Подобно пауку, Дарден двигался, лишь когда двигались они, тенью преследовал их, не показываясь сам, то подходил к ним совсем близко, то ускользал с ловкостью, которой сам в себе не подозревал, и все глубже забирался в стальные джунгли. Рельсы. Вагоны-рестораны. Расколовшиеся от возраста топки, — там он прятался, забираясь в самые потаенные недра паровозов, чтобы вылезти, когда опасность минет.
Решаясь отвести взгляд от своих преследователей, Дарден видел впереди черноту стены и красные отсветы костров за ней. Между ним и стеной — два ряда вагонов. Через зияющую дыру он забрался в очередной вагон-ресторан…
…как раз, когда облеченный в тени Дворак вошел в него с противоположного конца. Дарден взвесил, не выбраться ли ему, пятясь, из вагона, но нет: Дворак его услышит. Поэтому он только пригнулся за перевернутым столом с прибитой к нему подставкой для солонки и перечницы.
Шаги Дворака приблизились, сопровождаемые хриплым дыханием и перезвоном ножей под пальто. Достанет одного крика карлика, и грибожители найдут свою жертву.
Дворак остановился перед перевернутым столом. Дарден даже уловил его запах: затхлость грибожителей, острый привкус ила с Моли.

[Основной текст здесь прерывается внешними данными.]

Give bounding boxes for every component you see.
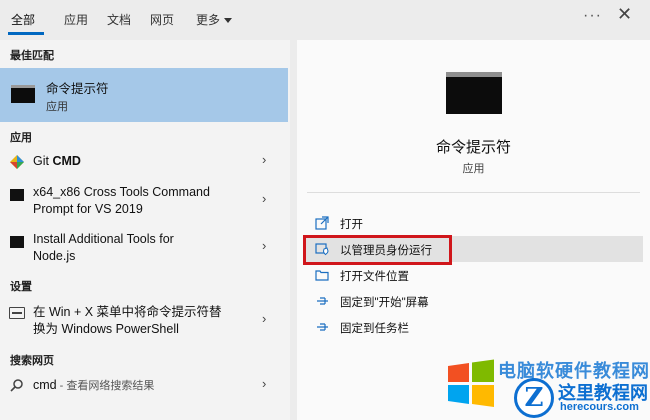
action-label: 打开 xyxy=(340,219,363,231)
list-item-git-cmd[interactable]: Git CMD › xyxy=(0,148,288,174)
best-match-title: 命令提示符 xyxy=(46,82,109,96)
action-label: 打开文件位置 xyxy=(340,271,409,283)
pin-icon xyxy=(317,297,328,305)
folder-icon xyxy=(315,270,329,281)
action-label: 以管理员身份运行 xyxy=(340,245,432,257)
watermark-badge-letter: Z xyxy=(524,383,544,413)
git-label-bold: CMD xyxy=(52,154,81,168)
divider xyxy=(307,192,640,193)
list-item-label-line2: 换为 Windows PowerShell xyxy=(33,322,179,336)
close-icon[interactable]: ✕ xyxy=(617,4,632,25)
tab-apps[interactable]: 应用 xyxy=(64,11,88,28)
action-run-as-admin[interactable]: 以管理员身份运行 xyxy=(303,236,643,262)
list-item-label-line1: Install Additional Tools for xyxy=(33,232,174,246)
action-open-file-location[interactable]: 打开文件位置 xyxy=(303,262,643,288)
web-query-suffix: - 查看网络搜索结果 xyxy=(56,380,155,392)
command-prompt-icon xyxy=(446,72,502,114)
action-label: 固定到任务栏 xyxy=(340,323,409,335)
best-match-item[interactable]: 命令提示符 应用 xyxy=(0,68,288,122)
list-item-label-line2: Prompt for VS 2019 xyxy=(33,202,143,216)
chevron-right-icon[interactable]: › xyxy=(262,311,266,326)
chevron-right-icon[interactable]: › xyxy=(262,152,266,167)
git-icon xyxy=(10,155,24,169)
tab-web[interactable]: 网页 xyxy=(150,11,174,28)
web-query: cmd xyxy=(33,378,57,392)
action-label: 固定到"开始"屏幕 xyxy=(340,297,429,309)
tab-documents[interactable]: 文档 xyxy=(107,11,131,28)
search-results-pane: 最佳匹配 命令提示符 应用 应用 Git CMD › x64_x86 Cross… xyxy=(0,40,290,420)
web-search-header: 搜索网页 xyxy=(10,355,54,367)
console-icon xyxy=(10,236,24,248)
run-as-admin-icon xyxy=(315,243,329,256)
watermark-site-url: herecours.com xyxy=(560,401,639,413)
settings-icon xyxy=(9,307,25,319)
apps-header: 应用 xyxy=(10,132,32,144)
action-pin-to-start[interactable]: 固定到"开始"屏幕 xyxy=(303,288,643,314)
pin-icon xyxy=(317,323,328,331)
console-icon xyxy=(10,189,24,201)
chevron-right-icon[interactable]: › xyxy=(262,238,266,253)
git-label-plain: Git xyxy=(33,154,53,168)
chevron-down-icon xyxy=(224,18,233,24)
chevron-right-icon[interactable]: › xyxy=(262,191,266,206)
tab-more[interactable]: 更多 xyxy=(196,11,233,28)
windows-logo-icon xyxy=(448,359,494,407)
list-item-label: cmd - 查看网络搜索结果 xyxy=(33,377,154,395)
app-title: 命令提示符 xyxy=(435,139,511,156)
search-icon xyxy=(10,379,23,392)
chevron-right-icon[interactable]: › xyxy=(262,376,266,391)
list-item-label-line1: 在 Win + X 菜单中将命令提示符替 xyxy=(33,305,222,319)
list-item-label-line2: Node.js xyxy=(33,249,76,263)
action-open[interactable]: 打开 xyxy=(303,210,643,236)
list-item-label-line1: x64_x86 Cross Tools Command xyxy=(33,185,210,199)
best-match-header: 最佳匹配 xyxy=(10,50,54,62)
action-pin-to-taskbar[interactable]: 固定到任务栏 xyxy=(303,314,643,340)
ellipsis-icon[interactable]: ··· xyxy=(583,7,602,25)
list-item-install-node-tools[interactable]: Install Additional Tools for Node.js › xyxy=(0,227,288,269)
list-item-setting-powershell[interactable]: 在 Win + X 菜单中将命令提示符替 换为 Windows PowerShe… xyxy=(0,298,288,340)
list-item-vs-cross-tools[interactable]: x64_x86 Cross Tools Command Prompt for V… xyxy=(0,180,288,222)
active-tab-indicator xyxy=(8,32,44,35)
app-subtitle: 应用 xyxy=(462,163,485,175)
tab-all[interactable]: 全部 xyxy=(11,11,35,28)
search-tab-bar: 全部 应用 文档 网页 更多 ··· ✕ xyxy=(0,0,650,40)
list-item-web-search[interactable]: cmd - 查看网络搜索结果 › xyxy=(0,372,288,398)
open-icon xyxy=(315,216,329,230)
list-item-label: Git CMD xyxy=(33,153,81,170)
command-prompt-icon xyxy=(11,85,35,103)
watermark-badge: Z xyxy=(514,378,554,418)
best-match-subtitle: 应用 xyxy=(46,101,68,113)
settings-header: 设置 xyxy=(10,281,32,293)
tab-more-label: 更多 xyxy=(196,13,221,27)
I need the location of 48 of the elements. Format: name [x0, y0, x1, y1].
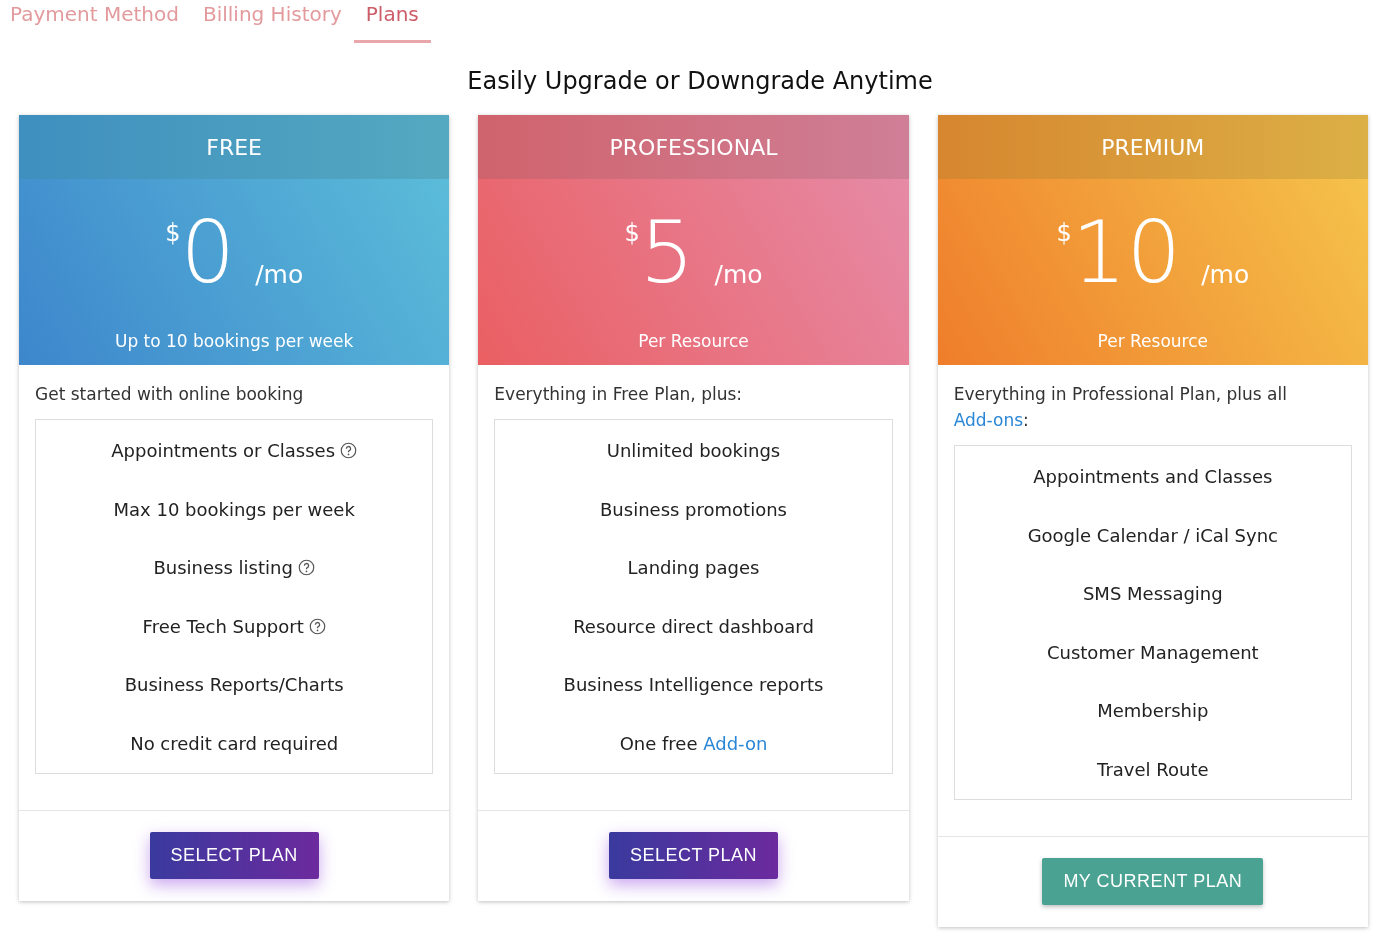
- plan-intro: Get started with online booking: [34, 383, 305, 406]
- currency-symbol: $: [1056, 219, 1072, 247]
- add-ons-link[interactable]: Add-ons: [953, 410, 1024, 430]
- help-icon[interactable]: [297, 559, 315, 577]
- price-amount: 10: [1071, 207, 1182, 297]
- select-plan-button[interactable]: SELECT PLAN: [149, 832, 319, 879]
- feature-text: Max 10 bookings per week: [113, 498, 355, 520]
- feature-text: Appointments or Classes: [111, 439, 336, 461]
- price-note: Per Resource: [638, 331, 749, 351]
- feature-text: Customer Management: [1046, 641, 1259, 663]
- feature-text: SMS Messaging: [1082, 583, 1223, 605]
- feature-text: Business Reports/Charts: [124, 674, 344, 696]
- feature-text: Business Intelligence reports: [563, 674, 824, 696]
- price-note: Per Resource: [1097, 331, 1209, 351]
- feature-text: No credit card required: [130, 732, 339, 754]
- select-plan-button[interactable]: SELECT PLAN: [608, 832, 779, 879]
- feature-text: Membership: [1097, 700, 1209, 722]
- plan-intro: Everything in Professional Plan, plus all Add-ons:: [952, 383, 1288, 432]
- plan-name: PREMIUM: [937, 115, 1368, 179]
- plan-name: FREE: [19, 115, 450, 179]
- feature-text: Landing pages: [627, 557, 760, 579]
- feature-text: Business promotions: [600, 498, 787, 520]
- plan-name: PROFESSIONAL: [478, 115, 909, 179]
- currency-symbol: $: [165, 219, 181, 247]
- feature-text: Resource direct dashboard: [573, 615, 814, 637]
- feature-text: Travel Route: [1097, 758, 1209, 780]
- price-amount: 0: [180, 207, 236, 297]
- feature-text: Business listing: [153, 557, 293, 579]
- price-amount: 5: [639, 207, 695, 297]
- price-period: /mo: [255, 260, 304, 289]
- tab[interactable]: Plans: [353, 0, 431, 43]
- current-plan-button[interactable]: MY CURRENT PLAN: [1042, 858, 1264, 905]
- currency-symbol: $: [624, 219, 640, 247]
- feature-text: Free Tech Support: [142, 615, 304, 637]
- plan-intro: Everything in Free Plan, plus:: [493, 383, 743, 406]
- tab[interactable]: Payment Method: [0, 0, 191, 43]
- feature-text: Appointments and Classes: [1033, 465, 1273, 487]
- feature-text: One free Add-on: [619, 732, 768, 754]
- help-icon[interactable]: [308, 617, 326, 635]
- feature-text: Google Calendar / iCal Sync: [1027, 524, 1278, 546]
- add-on-link[interactable]: Add-on: [703, 732, 768, 754]
- feature-text: Unlimited bookings: [606, 439, 781, 461]
- help-icon[interactable]: [340, 441, 358, 459]
- tab[interactable]: Billing History: [190, 0, 354, 43]
- price-period: /mo: [714, 260, 763, 289]
- price-note: Up to 10 bookings per week: [114, 331, 354, 351]
- price-period: /mo: [1201, 260, 1250, 289]
- page-heading: Easily Upgrade or Downgrade Anytime: [466, 67, 934, 95]
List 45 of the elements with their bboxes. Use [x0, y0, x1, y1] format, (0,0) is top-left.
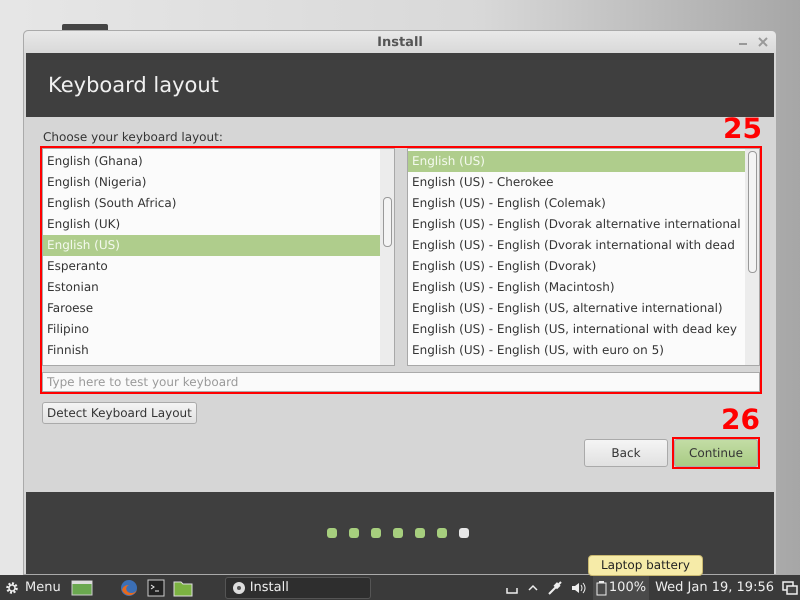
battery-indicator[interactable]: 100%: [592, 575, 650, 600]
windows-icon[interactable]: [782, 580, 798, 594]
disc-icon: [232, 580, 246, 594]
battery-percent: 100%: [608, 580, 646, 595]
desktop-icon[interactable]: [70, 578, 93, 596]
continue-button[interactable]: Continue: [674, 439, 758, 467]
window-button[interactable]: Install: [224, 576, 371, 598]
variant-item[interactable]: English (US) - English (Dvorak international with dead: [408, 235, 745, 256]
variant-item[interactable]: English (US) - English (US, with euro on 5): [408, 340, 745, 361]
variant-item[interactable]: English (US) - English (Dvorak alternative international: [408, 214, 745, 235]
menu-button[interactable]: Menu: [0, 580, 65, 596]
terminal-icon[interactable]: [146, 578, 165, 596]
network-icon[interactable]: [546, 580, 563, 596]
layout-item[interactable]: Filipino: [43, 319, 380, 340]
scrollbar-thumb[interactable]: [383, 197, 392, 247]
gear-icon: [4, 580, 20, 596]
back-button[interactable]: Back: [584, 439, 668, 467]
battery-icon: [596, 580, 608, 596]
layout-item[interactable]: Finnish: [43, 340, 380, 361]
layout-item[interactable]: Estonian: [43, 277, 380, 298]
page-title: Keyboard layout: [48, 73, 219, 97]
folder-icon[interactable]: [172, 578, 193, 596]
window-title: Install: [376, 34, 424, 50]
prompt-label: Choose your keyboard layout:: [43, 130, 224, 144]
variant-item[interactable]: English (US) - English (Dvorak): [408, 256, 745, 277]
test-field[interactable]: Type here to test your keyboard: [42, 372, 760, 392]
clock[interactable]: Wed Jan 19, 19:56: [655, 580, 774, 595]
layout-item[interactable]: Esperanto: [43, 256, 380, 277]
layout-item[interactable]: English (Ghana): [43, 151, 380, 172]
layout-item[interactable]: English (UK): [43, 214, 380, 235]
variant-item[interactable]: English (US) - Cherokee: [408, 172, 745, 193]
layout-item[interactable]: English (Nigeria): [43, 172, 380, 193]
detect-button[interactable]: Detect Keyboard Layout: [42, 402, 197, 424]
layout-item[interactable]: English (South Africa): [43, 193, 380, 214]
variant-item[interactable]: English (US) - English (US, international with dead key: [408, 319, 745, 340]
scrollbar-thumb[interactable]: [748, 151, 757, 273]
browser-icon[interactable]: [118, 578, 139, 598]
variant-item[interactable]: English (US) - English (Colemak): [408, 193, 745, 214]
annotation-number: 25: [723, 112, 762, 145]
tooltip: Laptop battery: [588, 555, 703, 576]
layout-item[interactable]: Faroese: [43, 298, 380, 319]
variant-item[interactable]: English (US) - English (Macintosh): [408, 277, 745, 298]
variant-item[interactable]: English (US) - English (US, alternative international): [408, 298, 745, 319]
annotation-number: 26: [721, 403, 760, 436]
volume-icon[interactable]: [570, 580, 587, 594]
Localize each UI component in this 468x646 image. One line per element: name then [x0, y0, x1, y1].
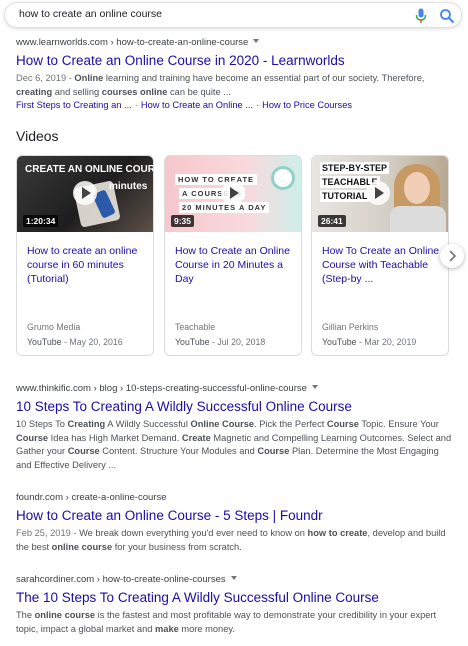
- chevron-right-icon: [449, 250, 457, 262]
- thumbnail-caption: CREATE AN ONLINE COURSE: [25, 164, 153, 175]
- caret-down-icon[interactable]: [230, 576, 237, 580]
- play-icon[interactable]: [366, 181, 390, 205]
- video-thumbnail[interactable]: HOW TO CREATE A COURSE IN 20 MINUTES A D…: [165, 156, 301, 232]
- video-meta: YouTube - May 20, 2016: [27, 337, 123, 347]
- search-result: foundr.com › create-a-online-course How …: [16, 491, 456, 554]
- result-title-link[interactable]: How to Create an Online Course - 5 Steps…: [16, 507, 456, 525]
- sitelinks: First Steps to Creating an ... · How to Cr…: [16, 100, 353, 111]
- carousel-next-button[interactable]: [440, 244, 464, 268]
- video-channel: Teachable: [175, 322, 216, 332]
- result-snippet: Dec 6, 2019 - Online learning and traini…: [16, 73, 425, 97]
- thumbnail-caption: minutes: [109, 181, 148, 192]
- video-title-link[interactable]: How to create an online course in 60 min…: [27, 244, 147, 286]
- video-channel: Grumo Media: [27, 322, 81, 332]
- thumbnail-caption: STEP-BY-STEP: [320, 162, 390, 174]
- search-result: sarahcordiner.com › how-to-create-online…: [16, 573, 456, 636]
- play-icon[interactable]: [221, 181, 245, 205]
- video-duration: 9:35: [171, 215, 195, 227]
- result-title-link[interactable]: 10 Steps To Creating A Wildly Successful…: [16, 398, 456, 416]
- sitelink[interactable]: How to Create an Online ...: [141, 100, 253, 110]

Прыгнув, Дарден шлепнул левой рукой карлика по лицу, зажимая ему рот, развернул его, когда тот сдавленно хрюкнул, и сцепился с ним за нож. Дворак разжал челюсти, чтобы укусить Дардена, а тот затолкал ему в рот кулак, подавившись собственным криком, когда зубы вонзились в сухожилие. Теперь Дворак не мог издать ни звука и отчаянно пытался выплюнуть кулак. Дарден не давал ему это сделать. Нож водорослью извернулся вдоль бока карлика в ключицу Дардена и скользнул снова вниз. Карлик барахтался, стараясь вырваться из хватки Дардена, повернуться к врагу лицом. Дарден же, напрягая мышцы, коленями зажал ноги Дворака. И сумел удержать его посередине вагона. Если они ударятся о стены, это будет равнозначно крику о помощи. Но клинок слишком близко подбирался к горлу Дардена. Поэтому он размозжил руку карлика о перегородку, и вслед за звуком в голове Дардена эхом пронеслось, что вот теперь грибожители их точно услышат. Но никто не пришел, когда нож выпал из руки Дворака. Карлик попытался выхватить из-под пальто новый, но Дарден успел первым. И пока Дворак доставал другое оружие, клинок Дардена уже глубоко погрузился ему в горло.
Дарден почувствовал, как тело карлика выгнулось, потом обмякло, челюсти на кулаке разжались, и по державшей нож руке потекла густая теплая жидкость.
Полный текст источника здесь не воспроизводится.